Functional magnetic resonance imaging (fMRI) is a powerful tool for probing brain function, yet reliable clinical diagnosis is hampered by low signal-to-noise ratios, inter-subject variability, and the limited frequency awareness of prevailing CNN- and Transformer-based models. Moreover, most fMRI datasets lack textual annotations that could contextualize regional activation and connectivity patterns. We introduce RTGMFF, a framework that unifies automatic ROI-level text generation with multimodal feature fusion for brain-disorder diagnosis.
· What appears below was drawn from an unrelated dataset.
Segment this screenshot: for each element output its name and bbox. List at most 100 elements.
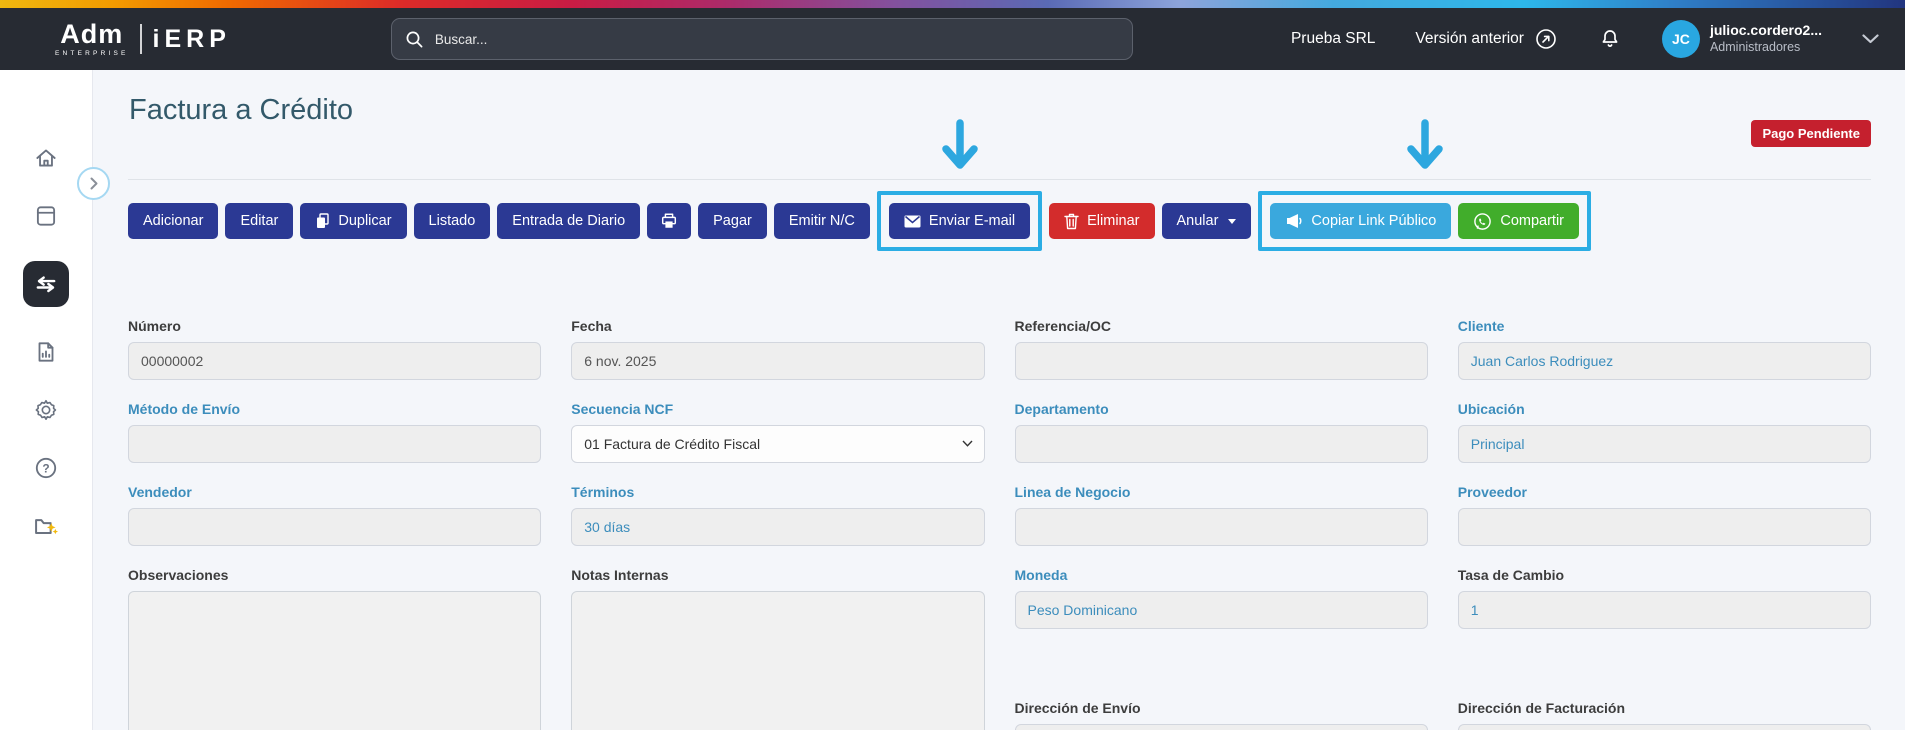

RTGMFF consists of three components: (i) ROI-driven fMRI text generation deterministically condenses each subject's activation, connectivity, age, and sex into reproducible text tokens; (ii) Hybrid frequency-spatial encoder fuses a hierarchical wavelet-mamba branch with a cross-scale Transformer encoder to capture frequency-domain structure alongside long-range spatial dependencies; and (iii) Adaptive semantic alignment module embeds the ROI token sequence and visual features in a shared space, using a regularized cosine-similarity loss to narrow the modality gap. Extensive experiments on the ADHD-200 and ABIDE benchmarks show that RTGMFF surpasses current methods in diagnostic accuracy, achieving notable gains in sensitivity, specificity, and area under the ROC curve. Code is available at https://github.com/BeistMedAI/RTGMFF.

Paper Structure

This paper contains 16 sections, 12 equations, 5 figures, 2 tables.

Figures (5)

  • Figure 1: The overview of our proposed RTGMFF pipeline. Panel (a) illustrates the ROI-driven fMRI Text Generation. Panel (b) is a Hierarchical Wavelet-Mamba architecture, and panel (c) illustrates the Cross-Scale Transformer Encoder, with the details of the Mamba Block and Cross Attention in panels (e) and (f). The network structure of the Adaptive Semantic Alignment Module is given in Panel (d).
  • Figure 2: Left, a deterministic Jinja2 template that converts subject demographics and ROI activation triplets into radiology-style prose; right, the resulting report sentence for a 14-year-old boy showing varied regional activations and de-activations.
  • Figure 3: Plots of model performance on test set versus settings of hyperparameters $\alpha$ and $\beta$.
  • Figure 4: Heatmap of macro ROI-F1 over $\tau_{1}$ (y-axis) and $\tau_{2}$ (x-axis). The white star marks the optimal $(0.15,\,0.30)$; the blank triangle is invalid due to $\tau_{2} \le \tau_{1} + 0.02$.
  • Figure 5: Qualitative results of ROI-driven fMRI text generation. (Top) Cortical surface maps with three activation levels (light, medium, and dark red denote weak, moderate, and strong activity). (Bottom) Automatically generated clauses for the left (L) and right (R) hemispheres, illustrating the fidelity and interpretability of the proposed RFTG module.